Zora memejamkan kedua matanya, lalu menarik nafas panjang. Setelah ia membuka kembali matanya, ia kembali lagi pada kenyataan yang sedang terjadi. Duduk sendiri di sebuah meja di kedai kopi langganannya, dengan es lemon tea dan piring pasta yang sudah kosong. Suasana kafe yang ia datangi sangatlah ramai pada hari itu, berbeda dengan hatinya yang merasa sepi.

"Kak Zora, piringnya boleh aku ambil?"

Lamunan Zora pecah. Di hadapannya sudah berdiri Ima, waitress yang kerap kali menyapa Zora ketika ia mengunjungi tempat itu. Zora sampai hafal nama dan wajahnya karena memang Ima-lah yang selalu mengantarkan pesanan makanan Zora, kapan pun ia datang berkunjung. Ditambah lagi, Ima mengaku bahwa ia adalah pembaca setia halaman puisi dan buku milik Zora.

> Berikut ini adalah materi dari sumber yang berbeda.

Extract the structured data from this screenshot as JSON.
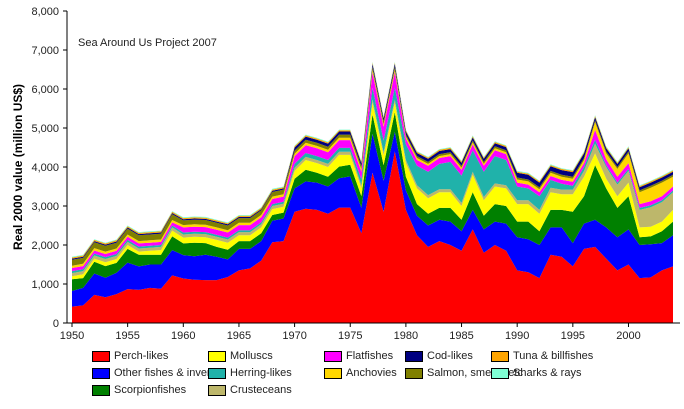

Zora mengangguk pelan, mempersilakan Ima untuk mengambil piring pastanya yang sudah terlahap habis. Ima tersenyum, lalu menaruh piring itu di nampan dan dengan cekatan membersihkan kotoran yang ada di meja Zora. Zora memperhatikan anak itu, pertanyaan yang selama ini ia tanyakan pada dirinya sendiri setiap kali melihat Ima muncul. Pertanyaan tentang berapakah umur Ima yang sebenarnya. Karena Zora yakin bahwa anak itu lebih muda sekitar satu atau dua tahun darinya, dan dia bisa saja baru lulus dari sekolah menengah atas dan langsung bekerja. Zora bergidik, membayangkan bagaimana rumitnya orang yang seharusnya mengenyam pendidikan lanjut, mau tak mau—dengan pilihannya atau keterpaksaan yang ada—harus memilih untuk terjun langsung dalam dunia kerja yang tak pernah dapat Zora bayangkan rasanya. Karena, Zora belum pernah sampai pada tahap itu, atau mungkin, tak akan pernah. Apa yang ia capai sekarang sudahlah cukup untuk menjadi alasan kenapa ia tak perlu lagi menginjak tahap itu, dengan catatan, jika ia bisa memanfaatkan segala yang ia punya sekarang. Dan juga, jika ia bisa lebih mensyukuri segala bentuk stres dan sakit kepala yang naskah bukunya perbuat. Lembaran-lembaran kertas itu adalah sumber suksesnya. Apa yang ia lakukan adalah hal yang ia gemari, dengan nilai plus; hal itu dapat menghasilkan untuknya.